Michigan Tech resurrecting mining engineering degree program

April 8, 2019

Michigan Technological University announced that it is reviving its mining engineering program.

The mining engineering department was the first department established at the school in 1885 when the school was formed as the Michigan Mining School, however, the program was suspended in 2004 because of shrinking faculty and enrollment.

“At the time it was suspended, it was a real slap in the face to the history of Michigan Tech,” John Gierke, chairman of Tech’s Department of Geological & Mining Engineering & Sciences told the Daily Mining Gazette.

The outcry was immediate, and the process to bring back the mining engineering program began and the mining engineering bachelor’s degree will return to Michigan Tech this summer.

The proposal to restore the program has been approved by the Tech Senate and the administration.

On the wane in the late 1990s, the program had been moved under the umbrella of the Geological Engineering Department in “something of a forced marriage,” Gierke said.

At the time it was discontinued, the program had four faculty and a handful of students. At the time it was eliminated in spring 2004, no mining engineering courses had been scheduled for the next year.

Soon after Glenn Mroz became university president in 2004, talks to reinstate the program began, both within GMES and with a panel of industry members and academics.

A report with recommendations for a new program was submitted in 2013. Two faculty members came on board.
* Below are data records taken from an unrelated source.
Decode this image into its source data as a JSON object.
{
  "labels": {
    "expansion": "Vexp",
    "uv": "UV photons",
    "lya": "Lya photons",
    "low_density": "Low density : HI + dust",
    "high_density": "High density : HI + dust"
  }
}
Assistant professor Snehamoy Chatterjee has stayed with the university. The other eventually left but was replaced this year with lecturer Nathan Manser, an alumnus of the program.

With faculty in place, the department finalized the proposal and submitted it this year.
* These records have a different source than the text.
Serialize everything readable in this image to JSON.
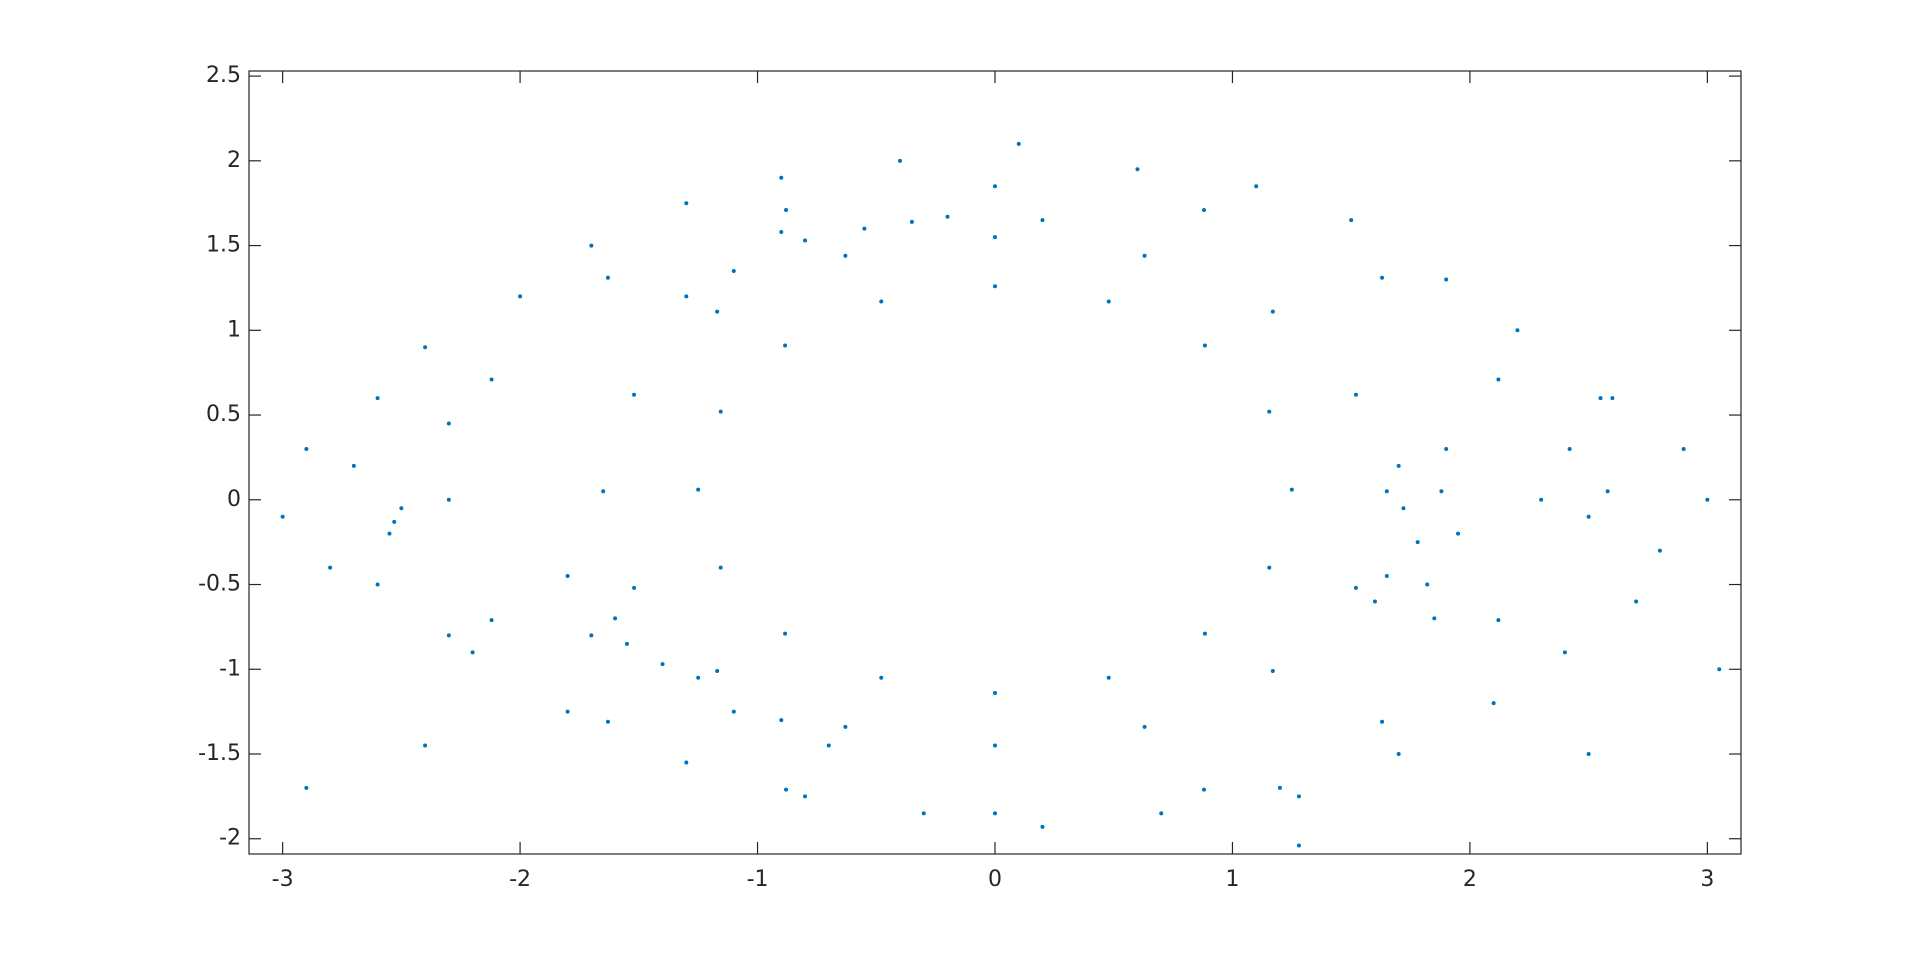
{
  "chart_data": {
    "type": "scatter",
    "color": "#0072bd",
    "xlim": [
      -3.1416,
      3.1416
    ],
    "ylim": [
      -2.09,
      2.53
    ],
    "xticks": [
      -3,
      -2,
      -1,
      0,
      1,
      2,
      3
    ],
    "yticks": [
      -2,
      -1.5,
      -1,
      -0.5,
      0,
      0.5,
      1,
      1.5,
      2,
      2.5
    ],
    "x": [
      1.25,
      1.155,
      0.884,
      0.479,
      0,
      -0.479,
      -0.884,
      -1.155,
      -1.25,
      -1.155,
      -0.884,
      -0.479,
      0,
      0.479,
      0.884,
      1.155,
      1.65,
      1.52,
      1.17,
      0.63,
      0,
      -0.63,
      -1.17,
      -1.52,
      -1.65,
      -1.52,
      -1.17,
      -0.63,
      0,
      0.63,
      1.17,
      1.52,
      2.3,
      2.12,
      1.63,
      0.88,
      0,
      -0.88,
      -1.63,
      -2.12,
      -2.3,
      -2.12,
      -1.63,
      -0.88,
      0,
      0.88,
      1.63,
      2.12,
      1.78,
      1.6,
      1.7,
      1.9,
      1.95,
      1.85,
      1.65,
      1.72,
      1.88,
      1.82,
      -1.4,
      -1.7,
      -1.1,
      -0.9,
      -1.6,
      -1.25,
      -1.55,
      -0.7,
      -1.8,
      -0.55,
      -0.8,
      -0.2,
      -1.1,
      0.2,
      -0.9,
      -0.35,
      -1.3,
      -2.53,
      -2.5,
      -2.55,
      2.5,
      2.42,
      2.58,
      -2.9,
      -3,
      -2.7,
      -2.8,
      -2.6,
      -2.4,
      -2.2,
      -2,
      -1.7,
      -1.3,
      -0.9,
      -0.4,
      0.1,
      0.6,
      1.1,
      1.5,
      1.9,
      2.2,
      2.6,
      2.9,
      3,
      2.8,
      2.7,
      2.4,
      2.1,
      1.7,
      1.2,
      0.7,
      0.2,
      -0.3,
      -0.8,
      -1.3,
      -1.8,
      -2.3,
      -2.6,
      1.28,
      1.28,
      -2.9,
      -2.4,
      2.5,
      3.05,
      -2.3,
      2.55
    ],
    "y": [
      0.06,
      0.52,
      0.91,
      1.17,
      1.26,
      1.17,
      0.91,
      0.52,
      0.06,
      -0.4,
      -0.79,
      -1.05,
      -1.14,
      -1.05,
      -0.79,
      -0.4,
      0.05,
      0.62,
      1.11,
      1.44,
      1.55,
      1.44,
      1.11,
      0.62,
      0.05,
      -0.52,
      -1.01,
      -1.34,
      -1.45,
      -1.34,
      -1.01,
      -0.52,
      0,
      0.71,
      1.31,
      1.71,
      1.85,
      1.71,
      1.31,
      0.71,
      0,
      -0.71,
      -1.31,
      -1.71,
      -1.85,
      -1.71,
      -1.31,
      -0.71,
      -0.25,
      -0.6,
      0.2,
      0.3,
      -0.2,
      -0.7,
      -0.45,
      -0.05,
      0.05,
      -0.5,
      -0.97,
      -0.8,
      -1.25,
      -1.3,
      -0.7,
      -1.05,
      -0.85,
      -1.45,
      -0.45,
      1.6,
      1.53,
      1.67,
      1.35,
      1.65,
      1.58,
      1.64,
      1.2,
      -0.13,
      -0.05,
      -0.2,
      -0.1,
      0.3,
      0.05,
      0.3,
      -0.1,
      0.2,
      -0.4,
      0.6,
      0.9,
      -0.9,
      1.2,
      1.5,
      1.75,
      1.9,
      2,
      2.1,
      1.95,
      1.85,
      1.65,
      1.3,
      1,
      0.6,
      0.3,
      0,
      -0.3,
      -0.6,
      -0.9,
      -1.2,
      -1.5,
      -1.7,
      -1.85,
      -1.93,
      -1.85,
      -1.75,
      -1.55,
      -1.25,
      -0.8,
      -0.5,
      -2.04,
      -1.75,
      -1.7,
      -1.45,
      -1.5,
      -1,
      0.45,
      0.6
    ]
  }
}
Rather than resurrect the 15-year-old curriculum, they started from scratch in devising the curriculum, taking department and university

strengths into consideration, Chatterjee said.

With the requirements in accreditation for mining programs, it wound up overlapping with the old program by about 80 percent, Chatterjee said.
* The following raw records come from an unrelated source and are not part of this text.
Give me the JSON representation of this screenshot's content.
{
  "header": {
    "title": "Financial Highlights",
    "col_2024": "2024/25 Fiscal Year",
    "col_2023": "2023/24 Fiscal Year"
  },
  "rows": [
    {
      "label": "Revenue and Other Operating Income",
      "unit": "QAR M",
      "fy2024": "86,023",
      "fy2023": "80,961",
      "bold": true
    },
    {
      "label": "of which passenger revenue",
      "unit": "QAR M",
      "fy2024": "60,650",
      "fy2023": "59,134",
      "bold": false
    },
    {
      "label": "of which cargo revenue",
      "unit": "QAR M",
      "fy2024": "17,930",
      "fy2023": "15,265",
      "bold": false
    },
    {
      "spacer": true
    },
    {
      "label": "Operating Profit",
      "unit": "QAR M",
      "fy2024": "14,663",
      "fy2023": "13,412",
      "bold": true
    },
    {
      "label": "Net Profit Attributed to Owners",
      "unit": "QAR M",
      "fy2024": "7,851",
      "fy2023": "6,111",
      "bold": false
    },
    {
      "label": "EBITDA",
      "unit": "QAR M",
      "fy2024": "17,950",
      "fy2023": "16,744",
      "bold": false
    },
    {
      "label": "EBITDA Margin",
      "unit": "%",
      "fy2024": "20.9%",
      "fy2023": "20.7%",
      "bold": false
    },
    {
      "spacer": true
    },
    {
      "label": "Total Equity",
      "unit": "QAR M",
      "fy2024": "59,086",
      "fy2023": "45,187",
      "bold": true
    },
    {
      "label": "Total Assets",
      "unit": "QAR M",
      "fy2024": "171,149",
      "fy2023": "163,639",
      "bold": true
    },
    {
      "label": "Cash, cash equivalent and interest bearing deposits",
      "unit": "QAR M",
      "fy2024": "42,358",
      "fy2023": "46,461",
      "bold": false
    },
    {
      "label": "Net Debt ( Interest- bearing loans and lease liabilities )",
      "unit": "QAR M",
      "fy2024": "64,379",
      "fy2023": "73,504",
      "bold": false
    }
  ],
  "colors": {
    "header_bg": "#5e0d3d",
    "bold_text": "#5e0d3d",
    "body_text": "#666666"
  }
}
“There’s a lot of new things happening in the industry, like in digital technologies and a lot of smart mining, so you need to incorporate those things,” he said. “So you have to have some electives that can address those issues.”

About five students are expected in the program for this fall, including three current Tech students switching their major.

With a full year for recruiting students, enrollment could double next year, Gierke said. Within three or four years, he thinks, they could have 20.
Response from alumni has been through the roof, Gierke said. During the hiatus, graduates not only complained about the suspension, they backed it up with donations. As a result, the mining engineering degree now has 15 years worth of scholarship funds from donations earmarked for the then-nonexistent program.

Another reason the program took so long to come back is the departure of the old lab equipment. New technology being brought in includes a donated $25,000 piece of equipment that allows students to do surveys with drones and cameras allowing them to do surveys in a fraction of a time. It’s already been used to map the damage in Ripley after last year’s flood.

“That’s another important feature of this new program, is the new technology and getting the students’ hands on that in their education,” Gierke said.